Sometimes the best way to know is to just run some brute force tests on your ranges. Ultimately though, you can always write a hash function and go back and fix it later if your getting poor performance. Premature optimization is evil. Still, it's easy to test hashing.
I ran this program and got 0 collisions:
import java.util.HashMap;
import java.util.Map;
import java.util.Map.Entry;
public class Testing {
public static void main(String[] args) {
int minX = 0;
int minY = 100000;
int maxX = 20;
int maxY = 2000000;
Map<Integer, Integer> hashToCounts = new HashMap<Integer, Integer>();
for (int x = minX; x < maxX; x++) {
for (int y = minY; y < maxY; y++) {
int hash = hash(x, y);
Integer count = hashToCounts.get(hash);
if (count == null)
count = 0;
hashToCounts.put(hash, ++count);
}
}
int totalCollisions = 0;
for (Entry<Integer, Integer> hashCountEntry : hashToCounts.entrySet())

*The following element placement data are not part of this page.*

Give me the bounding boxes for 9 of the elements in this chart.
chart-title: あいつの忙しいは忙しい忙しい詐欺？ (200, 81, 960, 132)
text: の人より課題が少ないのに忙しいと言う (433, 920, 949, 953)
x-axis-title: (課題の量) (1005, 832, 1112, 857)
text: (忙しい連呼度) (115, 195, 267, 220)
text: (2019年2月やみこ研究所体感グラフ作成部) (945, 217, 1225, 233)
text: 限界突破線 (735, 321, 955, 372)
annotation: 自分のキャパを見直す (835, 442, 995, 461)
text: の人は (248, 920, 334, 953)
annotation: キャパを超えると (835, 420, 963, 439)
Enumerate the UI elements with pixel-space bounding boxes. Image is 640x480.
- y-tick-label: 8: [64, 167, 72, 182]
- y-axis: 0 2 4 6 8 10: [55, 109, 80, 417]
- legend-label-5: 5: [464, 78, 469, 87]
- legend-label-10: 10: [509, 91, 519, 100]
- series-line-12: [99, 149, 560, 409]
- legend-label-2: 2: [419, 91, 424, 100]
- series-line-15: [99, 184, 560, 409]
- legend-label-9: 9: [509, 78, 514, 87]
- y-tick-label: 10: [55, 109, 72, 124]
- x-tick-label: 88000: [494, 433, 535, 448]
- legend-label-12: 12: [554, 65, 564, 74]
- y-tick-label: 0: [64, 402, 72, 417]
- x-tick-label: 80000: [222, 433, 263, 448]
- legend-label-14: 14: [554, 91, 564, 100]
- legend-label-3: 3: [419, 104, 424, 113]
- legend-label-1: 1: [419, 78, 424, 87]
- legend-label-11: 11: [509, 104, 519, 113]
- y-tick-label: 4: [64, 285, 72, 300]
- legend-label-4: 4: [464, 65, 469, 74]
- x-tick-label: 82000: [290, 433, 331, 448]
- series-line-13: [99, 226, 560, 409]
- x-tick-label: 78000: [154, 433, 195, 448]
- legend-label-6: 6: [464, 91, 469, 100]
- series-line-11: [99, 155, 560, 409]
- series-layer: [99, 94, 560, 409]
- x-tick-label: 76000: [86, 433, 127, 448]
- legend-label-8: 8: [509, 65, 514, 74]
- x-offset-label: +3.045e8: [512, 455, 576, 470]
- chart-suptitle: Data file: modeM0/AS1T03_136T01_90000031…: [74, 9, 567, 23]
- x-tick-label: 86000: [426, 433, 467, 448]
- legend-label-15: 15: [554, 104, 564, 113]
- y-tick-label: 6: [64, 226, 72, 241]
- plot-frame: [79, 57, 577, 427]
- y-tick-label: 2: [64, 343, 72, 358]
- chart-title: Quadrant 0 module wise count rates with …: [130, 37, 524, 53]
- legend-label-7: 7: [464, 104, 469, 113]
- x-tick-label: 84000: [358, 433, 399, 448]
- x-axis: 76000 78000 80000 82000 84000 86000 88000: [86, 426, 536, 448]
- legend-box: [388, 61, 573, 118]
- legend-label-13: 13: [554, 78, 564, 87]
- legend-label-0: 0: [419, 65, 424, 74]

if (hashCountEntry.getValue() > 1)
totalCollisions += hashCountEntry.getValue() - 1;
System.out.println("Total collisions: " + totalCollisions);
}
private static int hash(int x, int y) {
return 7 + y * 31 + x * 23;
}
}
And the output:
Total collisions: 0
Note that my function was 7 + y * 31 + x * 23
.
Of course, don't take my word for it. Mess with the ranges to tweak it to your data set and try calculating it yourself.
Using your (y * 31) ^ x
gave me:
Total collisions: 475000
And using just x * y
:
Total collisions: 20439039
Be warned that this program can use a pretty good chunk of memory and computing power. I ran it on a pretty powerful server. I have no idea how it'll run on a local machine.
Some good rules to follow for hashing are:
- Mix up your operators. By mixing your operators, you can cause the results to vary more. Using simply
x * y
in this test, I had a very large number of collisions.
- Use prime numbers for multiplication. Prime numbers have interesting binary properties that cause multiplication to be more volatile.
- Avoid using shift operators (unless you really know what you're doing). They insert lots of zeroes or ones into the binary of the number, decreasing volatility of other operations and potentially even shrinking your possible number of outputs.